Over the course of my sabbatical, I’m hoping to write a range of personal reflections on teaching. It’s a hard topic to talk about. A lot of the formal scholarship is notoriously bad, which makes a lot of teachers hesitant to read about it, which is a shame. One aspect of teaching I think about a lot is how our own histories as students shape the way we teach and, especially, how we relate to our students. One of the reasons I think faculty diversity is important, despite being an inadequate method of addressing institutional racism and sexism, is that people tend to mentor students who remind them of themselves. And one thing most, though not all academics have in common is the experience of being told they were “smart,” of doing well on tests, and, crucially, getting the message that intelligence wasn’t just a tool, it was an identity. At its best, this identity can help people develop and take pride in their capacities and curiosities and resist our anti-intellectual culture; at its worst, it can foster smug superiority, the belief that if one is brilliant, everything one does must be brilliant too. When too many people who’ve been told this their whole lives are put in the same place, you get this.
If nothing else, any teacher worth her salt quickly learns that there’s no one such thing as “intelligence.” This isn’t some great sentimental statement about equality – in fact it’s about difference. There are such a range of qualities everyone has – abilities that are verbal, cognitive, physical, social that can reveal themselves in such a range of ways. There’s curiosity, there’s focus. There’s the ability to do what someone tells you no matter what, there’s the desire to say fuck it if it doesn’t seem to serve you. Any of these can be useful or harmful or be seen as intelligence or its opposite depending on the circumstances.
Last year, Michael Kinsley had a moving piece in The New Yorker about his experience living for twenty years with Parkinson’s disease and his fear of losing his mental capacities. This experience helped him understand what teaching has taught me. He notes that what he unfortunately calls the “P.C” view of intelligence is actually the one being supported by science. But just as cubically, he’s having the experience, for the first time, of being on the wrong side of the test taker who doesn’t make those distinctions:
As the word gets out that Parkinson’s disease is not just a movement disorder, there will be people whose careers will be destroyed because, on a particular day at a particular time, they can’t recite a seven-digit telephone number backward. Allowing someone’s fate to depend on whether he or she can do well on some stupid test is just the reductio ad absurdum of the meritocratic machinery that has been pretty good to me (and to you, I suspect) over most of a lifetime.
Notice the parenthetical. It’s most likely true that most people who read The New Yorker did well on stupid tests, just like most professors did. I don’t want to pick on Kinsley for only now realizing this – what he’s talking about is the kind of personal, felt knowledge it’s hard to reach without personal experience. We know so many of the stupid tests that are in the news these days are bullshit, but we don’t always have access to what it does to the psyches of those on the other side of the line.
When you work with students who didn’t have that experience, you realize just how insidious the process can be. In The Mismeasure of Man, Stephen Jay Gould’s classic look at the sorted history of IQ and related attempts to prove the superiority of the entitled class, he talks about how these classification systems set the conditions that give more and more resources of all kind: to each according to their abilities, when ability = some stupid test. I’ve been thinking about this passage from the book a lot recently:
We pass through this world but once. Few tragedies can be more extensive than the stunting of life, few injustices deeper than the denial of an opportunity to strive or even to hope, by a limit imposed from without, but falsely identified as lying within.
What’s interesting to me about this is the extent to which its inverse has become a motivational cliche: your imagination is your only limitation, and all that.
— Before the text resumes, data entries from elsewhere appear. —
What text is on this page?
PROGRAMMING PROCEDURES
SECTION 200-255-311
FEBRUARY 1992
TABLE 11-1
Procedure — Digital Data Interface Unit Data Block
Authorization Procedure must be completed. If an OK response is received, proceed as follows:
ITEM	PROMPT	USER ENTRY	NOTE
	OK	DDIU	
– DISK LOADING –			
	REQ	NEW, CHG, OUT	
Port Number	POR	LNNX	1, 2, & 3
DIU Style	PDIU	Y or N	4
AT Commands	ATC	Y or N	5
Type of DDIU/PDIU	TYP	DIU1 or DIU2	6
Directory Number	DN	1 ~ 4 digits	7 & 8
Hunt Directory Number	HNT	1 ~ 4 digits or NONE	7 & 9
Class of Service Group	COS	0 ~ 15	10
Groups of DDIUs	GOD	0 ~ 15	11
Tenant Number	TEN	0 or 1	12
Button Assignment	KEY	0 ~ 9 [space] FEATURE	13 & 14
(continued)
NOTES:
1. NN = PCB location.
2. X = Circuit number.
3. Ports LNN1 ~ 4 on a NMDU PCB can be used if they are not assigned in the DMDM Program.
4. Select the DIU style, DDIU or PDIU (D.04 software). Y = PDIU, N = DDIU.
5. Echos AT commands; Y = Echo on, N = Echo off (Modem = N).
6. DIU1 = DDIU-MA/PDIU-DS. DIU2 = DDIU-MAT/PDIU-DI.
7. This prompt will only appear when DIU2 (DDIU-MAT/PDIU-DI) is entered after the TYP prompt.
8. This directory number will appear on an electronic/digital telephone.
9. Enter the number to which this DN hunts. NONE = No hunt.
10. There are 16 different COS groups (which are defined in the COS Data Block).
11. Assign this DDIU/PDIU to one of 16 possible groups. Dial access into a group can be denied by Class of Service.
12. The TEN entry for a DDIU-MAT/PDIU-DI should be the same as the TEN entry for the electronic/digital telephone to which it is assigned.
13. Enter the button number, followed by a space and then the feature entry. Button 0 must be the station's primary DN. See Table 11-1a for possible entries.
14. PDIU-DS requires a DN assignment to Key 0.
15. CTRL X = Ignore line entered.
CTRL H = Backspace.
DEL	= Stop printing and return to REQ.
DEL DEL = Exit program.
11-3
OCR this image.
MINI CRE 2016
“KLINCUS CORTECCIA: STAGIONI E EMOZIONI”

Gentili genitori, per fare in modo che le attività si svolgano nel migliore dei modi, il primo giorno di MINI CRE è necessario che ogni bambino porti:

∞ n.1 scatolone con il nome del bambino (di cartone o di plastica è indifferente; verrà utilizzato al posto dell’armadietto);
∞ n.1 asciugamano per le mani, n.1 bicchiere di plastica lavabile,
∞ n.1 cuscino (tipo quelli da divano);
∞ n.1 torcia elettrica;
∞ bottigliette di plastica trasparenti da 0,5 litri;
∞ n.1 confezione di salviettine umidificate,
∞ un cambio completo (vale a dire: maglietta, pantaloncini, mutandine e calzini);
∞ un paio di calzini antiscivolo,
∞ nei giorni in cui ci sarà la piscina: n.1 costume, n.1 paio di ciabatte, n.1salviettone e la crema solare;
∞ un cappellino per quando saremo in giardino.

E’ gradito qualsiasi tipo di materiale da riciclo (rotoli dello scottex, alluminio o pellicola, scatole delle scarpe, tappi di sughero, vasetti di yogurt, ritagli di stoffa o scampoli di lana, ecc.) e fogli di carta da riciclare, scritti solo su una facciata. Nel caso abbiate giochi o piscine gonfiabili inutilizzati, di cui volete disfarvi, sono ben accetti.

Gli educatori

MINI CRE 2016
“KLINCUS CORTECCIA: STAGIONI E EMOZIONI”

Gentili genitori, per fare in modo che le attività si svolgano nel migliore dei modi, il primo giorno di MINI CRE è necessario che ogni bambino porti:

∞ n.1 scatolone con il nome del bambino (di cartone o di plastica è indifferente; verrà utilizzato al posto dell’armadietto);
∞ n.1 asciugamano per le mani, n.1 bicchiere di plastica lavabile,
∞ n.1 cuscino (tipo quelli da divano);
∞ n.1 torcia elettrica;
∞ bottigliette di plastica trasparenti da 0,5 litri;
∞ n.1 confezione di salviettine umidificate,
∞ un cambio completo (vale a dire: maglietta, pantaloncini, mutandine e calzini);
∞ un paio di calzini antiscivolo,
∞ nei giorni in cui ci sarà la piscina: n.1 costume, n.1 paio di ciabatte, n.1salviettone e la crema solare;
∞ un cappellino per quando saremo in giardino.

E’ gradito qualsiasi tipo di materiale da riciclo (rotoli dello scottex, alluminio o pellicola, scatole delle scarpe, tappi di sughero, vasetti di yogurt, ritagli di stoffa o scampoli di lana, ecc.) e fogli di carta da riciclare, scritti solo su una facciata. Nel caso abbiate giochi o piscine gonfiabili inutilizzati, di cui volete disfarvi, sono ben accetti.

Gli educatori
A lot of the time we lefties talk about why people buy into the myths of social mobility and all that as if it’s a lack of knowledge about social inequalities or the ideology of individualism. But I think a lot of the times people know the game is rigged against them. Putting the blame on oneself can be a way to have hope – if that fault is hard, we can change it, we can work harder next time.
What’s also interesting to me is how much, despite all their processed investment in the meritocracy, people who have been raised to be rewarded under the system are often happy, in private of course, to acknowledge that it’s all a game. Part of being socialized for success in the U.S. is about knowing which rules apply to you and how; it’s about knowing that not all of them do, because if you try to follow all of them you go crazy. Perversely, the much vaunted failure of students of working class backgrounds to take learning seriously is just the opposite: they take it so seriously it seems overwhelming. Trying to help them navigate the system while still maintaining the value of intellectual work that isn’t a game is hard work and I don’t know how good I am at it but I know it won’t get any easier the more of these stupid fucking tests there are.